Orphan Mary Millar left Mountmellick famine poorhouse in Laois in Ireland's midlands in 1850 aged 17.
She left hoping for a new life in Australia, with just a donated travel box of clothes and tools to help her on her way.
She will now never be forgotten in her home town, thanks to Mountmellick Embroidery Museum and prisoners from Arbour Hill in Dublin.
A replica travel box has been meticulously created by the prisoners, and it will now be on permanent display in the museum.
The Minister for Justice Charlie Flanagan formally presented the Famine Box to the museum this May 2019.
Lou Walsh, the great great great granddaughter of Mary Millar, came over from Australia to attend the special event.
The box commemorates the 4,112 orphan girls aged between 14 and 18, who were given assisted passage to Australia between 1849 and 1853. The initiative was to alleviate overcrowding in the 118 workhouses in Ireland.
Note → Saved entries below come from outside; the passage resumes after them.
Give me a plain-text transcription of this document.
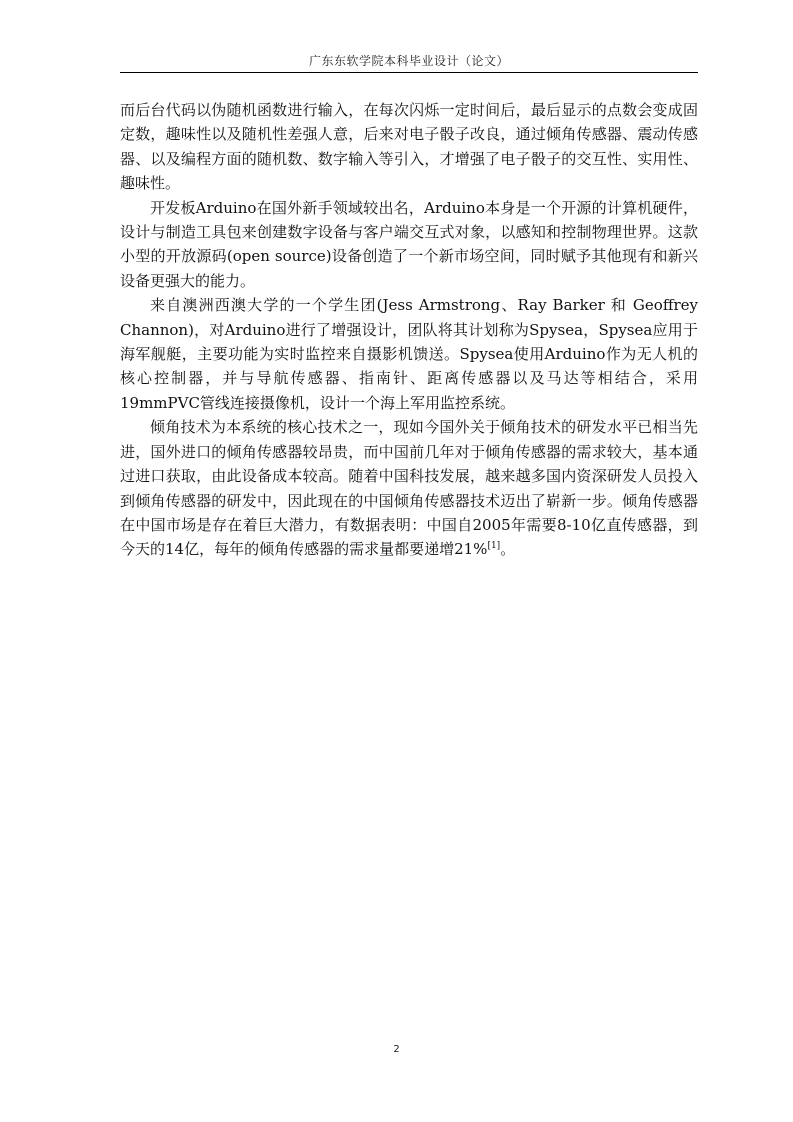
广东东软学院本科毕业设计（论文）

而后台代码以伪随机函数进行输入，在每次闪烁一定时间后，最后显示的点数会变成固定数，趣味性以及随机性差强人意，后来对电子骰子改良，通过倾角传感器、震动传感器、以及编程方面的随机数、数字输入等引入，才增强了电子骰子的交互性、实用性、趣味性。

开发板Arduino在国外新手领域较出名，Arduino本身是一个开源的计算机硬件，设计与制造工具包来创建数字设备与客户端交互式对象，以感知和控制物理世界。这款小型的开放源码(open source)设备创造了一个新市场空间，同时赋予其他现有和新兴设备更强大的能力。

来自澳洲西澳大学的一个学生团(Jess Armstrong、Ray Barker 和 Geoffrey Channon)，对Arduino进行了增强设计，团队将其计划称为Spysea，Spysea应用于海军舰艇，主要功能为实时监控来自摄影机馈送。Spysea使用Arduino作为无人机的核心控制器，并与导航传感器、指南针、距离传感器以及马达等相结合，采用19mmPVC管线连接摄像机，设计一个海上军用监控系统。

倾角技术为本系统的核心技术之一，现如今国外关于倾角技术的研发水平已相当先进，国外进口的倾角传感器较昂贵，而中国前几年对于倾角传感器的需求较大，基本通过进口获取，由此设备成本较高。随着中国科技发展，越来越多国内资深研发人员投入到倾角传感器的研发中，因此现在的中国倾角传感器技术迈出了崭新一步。倾角传感器在中国市场是存在着巨大潜力，有数据表明：中国自2005年需要8-10亿直传感器，到今天的14亿，每年的倾角传感器的需求量都要递增21%[1]。

2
The girls were shipped as part of the Paupers Emigration Scheme, more commonly known as the Earl Grey Scheme, named after the British Minister for Home Affairs at the time, who devised it.
Each box had six shifts, a shawl, two pairs of shoes, two gowns, two wraps, two petticoats, a cloak, two neck scarves, two handkerchiefs, two linen collars, two aprons, a pair of stays, a pair of mitts, a pair of sheets, a bonnet, day and night caps, two towels, two bars of soap, combs, brushes, needles & thread, a few yards of cotton or calico material, a bible, prayer book and rosary beads.
The young girls were also better fed on the boats to boost their health and therefore chance of a job or marriage.
Mary Millar from Mountmellick was selected along with 91 other girls from Queens County (Laois).
Ms Walsh recounted the life that her ancestor went on to have at the launch in Mountmellick.
She first got a job as a domestic servant and moved to Moreton Bay and married Richard Browning. They took a lease on 92 acres of scrub land which they had to clear, build a house on and plant crops on in order to keep their lease. The work was hard and labour intensive . Along with this Mary bore 11 children and had 43 grandchildren and 27 great-grandchildren.
She died in 1906 aged 75 years.
Below: Lou Walsh at the launch of the famine box in Mountmellick museum, commemorating her great great great grandmother Mary Millar.
The Irish Prison Service began building replica boxes and writing their stories on them in 2015. To date, 24 boxes have been made in Arbour Hill Prison. Four were sent to Australia, one is in the United Nations in New York, one in Connecticut, one in Áras an Úachtaráin and the rest around Ireland to towns where there were workhouses.
Governor of Arbour Hill prison Liam Dowling said that the inmates take pride in making these boxes.
They hope it will help keep alive the memory of these girls which had been forgotten in Ireland.
”This project since inception has linked whole communities both at home and abroad, and reunited long lost relations who had not known of each other’s existence,” he said.
Mark O’Brien of the Irish Prison Service started the project after he first heard about these girls while at an event in Australia.
Michael Blanch is the chairman of a committee to commemorate the Victims of the Irish Famine, which has campaigned for a set day to commemorate it.
“It has taken myself and my family about ten years to get the State to recognise the importance of the Famine and commemorate it on a set day,” he said.
Minister Flanagan said that he visited the memorial to the orphans while in Australia on a family trip.
He thanked Governor Dowling for breaking with tradition and inviting him to present the box on behalf of Arbour Hill Prison and the Irish Prison Service.
Ger Lynch formally accepted the box on behalf of Mountmellick museum.
He explained plans to expand their museum to incorporate the many historical elements of Mountmellick like the Quaker heritage, the industrial past, the political past, the cultural and continual development of Mountmellick Embroidery which is its cornerstone at present and attracts many visitors each year.
Museum Chairperson Ann Dowling thanked all of the speakers and contributors to the evening.
These included Clonaghadoo Ceolthas, Emer Dunne, Ger Philips and Mary O Shea for providing music and song.
Ms Dowling also thanked the Board and Management of the MDA, the museum committee and the Friends of the museum for working to ensure a great experience for all visitors.
“What was once a sign of despair for the girls involved is now a symbol of hope and reconciliation which has joined up communities both at home and abroad,” said Ms Dowling.
The Famine Box along with a tapestry of the names of the girls transported from Laois, is now on permanent display in the Mountmellick Embroidery Museum. It is open daily and on weekends by appointment.
Michael Blanch chairman of a famine commemoration committee, Paul Dempsey MDA, Mark O'Brien Irish Prison Service, Ger Lynch MDA, Liam Dowling governer of Arbour Hill, Minister Charlie Flanagan, Ann Dowling Mountmellick museum and Lou Walsh.